J’ai aussi la médaille d’or d’Althéa Laurin en taekwondo qui me vient en tête. Sa victoire en finale survient le dernier jour des Jeux, sur le dernier match du Grand Palais. Toutes les équipes savaient que la fin de ce match sonnerait la fin des JO au Grand Palais, certains volontaires avaient déjà les larmes aux yeux de devoir quitter l’aventure. Le moment où elle gagne, ça a été une extraordinaire explosion dans les tribunes, augmentée encore par la résonnance du site et l’émotion de chacun à ce moment précis, et l’enchainement de la musique « free from desire » lancée dans la foulée. Un moment magique et unique. »

  • Quels sont, selon vous, les éléments clés qui ont contribué à la réussite de ces Jeux Olympiques ?

« La passion ! La passion pour l’événement qu’ont eu toutes les personnes qui ont préparé les Jeux depuis 8 ans pour certains. Parfois contre vents et marées, quand les critiques fusaient, ou qu’il y avait des défis techniques ou politiques à résoudre. Ils ont tenu bon ! Pour en avoir côtoyé une partie, j’ai vraiment une profonde admiration pour celles et ceux qui se sont donnés corps et âmes dans l’avant JO. Car si j’ai contribué à mon échelle à la dernière ligne droite et au déroulement des Jeux, c’est bien eux qui ont construit la réussite de l’événement, nous n’avons eu qu’à dérouler. »

  • Avez-vous eu l’occasion de rencontrer des athlètes ?

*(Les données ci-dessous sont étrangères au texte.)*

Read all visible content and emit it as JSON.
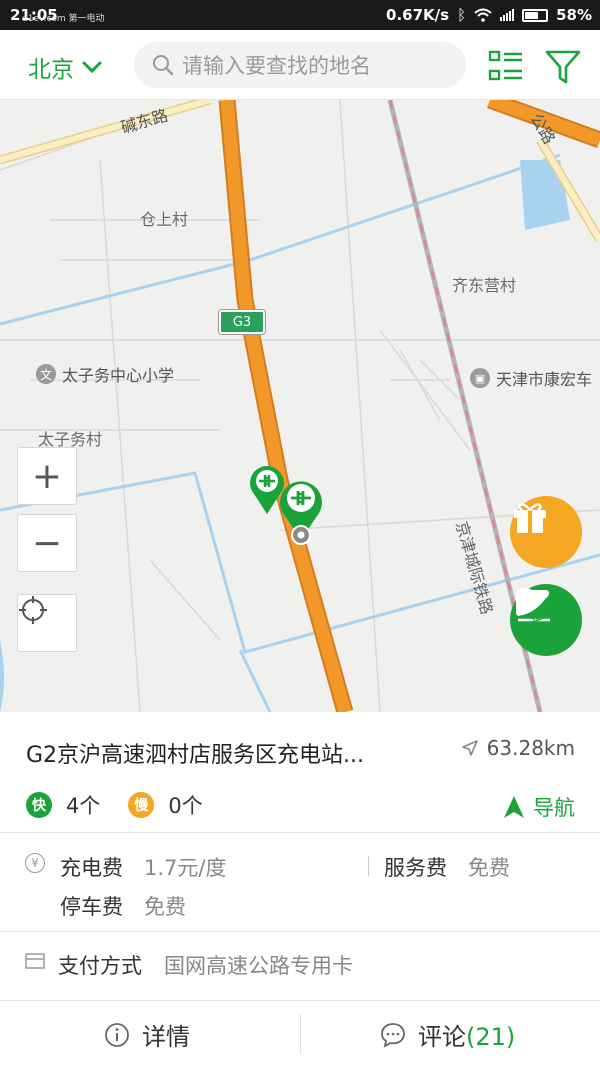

« J’ai pu croiser quelques athlètes rapidement, mais dans un soucis de fluidité et parce qu’ils sont déjà sursollicités, je n’ai jamais voulu prendre de leur temps. J’ai pu passer un peu plus de temps avec certains officiels, notamment des personnes du bureau de la FFTri. Je les remercient d’ailleurs pour leur disponibilité et leur sympathie. »

  • Une anecdote à ajouter?

« Pour faire le lien avec la fédé, en discutant avec la vice-présidente lors de l’épreuve paralympique, elle m’expliquait que la famille d’Alexis Hanquinquant n’était pas dans la bonne tribune pour voir son arrivée et ses transitions, ils étaient sur la rive droite de la scène alors que l’arrivée se déroulait sur le pont Alexandre III. L’accès de l’un à l’autre était strictement interdit, les places en tribunes étant nominatives. C’est dans ces moments là qu’il faut savoir adapter les règles à la situation. J’ai donc pris cette liberté sur les règles pour leur permettre de voir la course au plus près.   

Alexis m’a d’ailleurs envoyé une petite vidéo de remerciement qui m’a touchée. J’en profite donc pour le remercier. »

 

La Ligue Occitanie tient à remercier chaleureusement Antoine Haratyk pour avoir pris le temps de partager avec nous son expérience unique en tant que salarié du comité d’organisation des Jeux Olympiques de Paris 2024. Son témoignage reflète son engagement, sa passion et son professionnalisme.